La phase préparatoire

Afin d’obtenir un résultat fiable, le patient doit suivre les protocoles de préparation avant la séance de coloscopie. On parle de préparation colique. Parmi les protocoles se trouve un régime spécifique appelé « régime sans résidu » à suivre 3 jours avant l’examen. Il consiste à réduire la fréquence et la quantité de selle en :

  • évitant les fruits et les légumes entiers
  • privilégiant les viandes, les poissons maigres et les féculents

Des produits de lavage intestinal viennent compléter ce régime. Le patient doit en prendre plusieurs fois avant l’examen.

Il est important de suivre à la lettre la préparation colique. Elle joue un rôle important dans les performances diagnostiques de la coloscopie. C’est cette préparation colique qui va aussi conditionner le taux de détection de polypes. Plus votre intestin sera « propre », plus la coloscopie détectera facilement les polypes. En cas de mauvaise préparation, l’examen peut être jugé non fiable et incomplet. Il se peut même que l’examen soit à refaire quelques jours après.

La phase de réalisation

La coloscopie est un examen médical effectué par un gastroentérologue. Pour ce faire, il utilise un endoscope. Il s’agit d’un examen qui se déroule sous anesthésie générale, ce qui fait que le patient ne ressent pas la douleur.

La coloscopie consiste à introduire par voie rectale un tube souple doté d’une caméra vidéo. La caméra va donc permettre au praticien de visualiser les parois du rectum, du côlon et du gros intestin. Le but est de détecter à chaque parcelle l’éventuelle présence de polype. Ce qui fait que la coloscopie est une opération minutieuse.

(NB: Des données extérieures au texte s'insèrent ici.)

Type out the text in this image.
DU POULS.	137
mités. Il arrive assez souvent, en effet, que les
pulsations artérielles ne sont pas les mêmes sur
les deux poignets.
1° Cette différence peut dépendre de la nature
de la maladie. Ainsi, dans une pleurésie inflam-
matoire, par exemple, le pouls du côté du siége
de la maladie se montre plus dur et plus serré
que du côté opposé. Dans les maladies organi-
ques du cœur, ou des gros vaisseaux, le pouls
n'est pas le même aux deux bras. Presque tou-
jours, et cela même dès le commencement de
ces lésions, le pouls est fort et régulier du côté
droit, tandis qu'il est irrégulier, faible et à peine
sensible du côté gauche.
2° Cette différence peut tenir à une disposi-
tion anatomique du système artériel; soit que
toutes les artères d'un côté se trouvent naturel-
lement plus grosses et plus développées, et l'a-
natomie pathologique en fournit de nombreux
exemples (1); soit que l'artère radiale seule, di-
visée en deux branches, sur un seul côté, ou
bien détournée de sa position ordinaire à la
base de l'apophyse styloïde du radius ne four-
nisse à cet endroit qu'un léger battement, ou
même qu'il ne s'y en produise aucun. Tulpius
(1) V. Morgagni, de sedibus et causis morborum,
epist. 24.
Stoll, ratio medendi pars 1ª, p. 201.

Pour garantir la fiabilité des résultats, l’examen doit être complet. Ce qui signifie que le gastroentérologue doit pouvoir remonter l’endoscope vers le colon droit et voir l’orifice de l’appendice au niveau du cæcum.

Dans le cas où le professionnel détecterait des polypes au niveau du rectum ou du colon, il procédera à une polypectomie endoscopique. Autrement dit, il enlève un à un les polypes. Dans ce cas, le médecin peut adjoindre à l’endoscope une pince pour effectuer l’ablation. Les polypes retirés passent ensuite sous un examen anatomopathologique. C’est un examen qui consiste à analyser au microscope les cellules et les tissus prélevés. Il a pour objectif de définir s’il s’agit d’un cancer ou non.

recherche de polypes

Quels sont les autres moyens pour rechercher des polypes du rectum et du côlon ?

Jusqu’à maintenant, la coloscopie se présente comme la meilleure solution pour rechercher des polypes dans le cadre d’un dépistage ou d’une prévention du cancer colorectal. C’est la seule technique qui permet en même temps de procéder à l’ablation en cas de détection.

Toutefois, la coloscopie est impossible pour diverses raisons : contre-indiquée au patient ou non acceptée par le patient. Devant ces situations, deux possibilités s’offrent au patient :

  • La coloscopie virtuelle par scanner
  • La vidéocapsule colique

La coloscopie virtuelle par scanner consiste à produire des images en coupes fines (1 mm) du corps en quelques secondes. Ces images vont ensuite être transférées vers un ordinateur et traitées par un spécialiste.

Quant à la vidéocapsule colique, elle se réalise grâce à une mini caméra sous forme de petite gélule que le patient avale. Cette caméra va transmettre des images lorsqu’elle va parcourir l’intestin. Les images seront transmises par un enregistreur externe que le patient porte à la ceinture.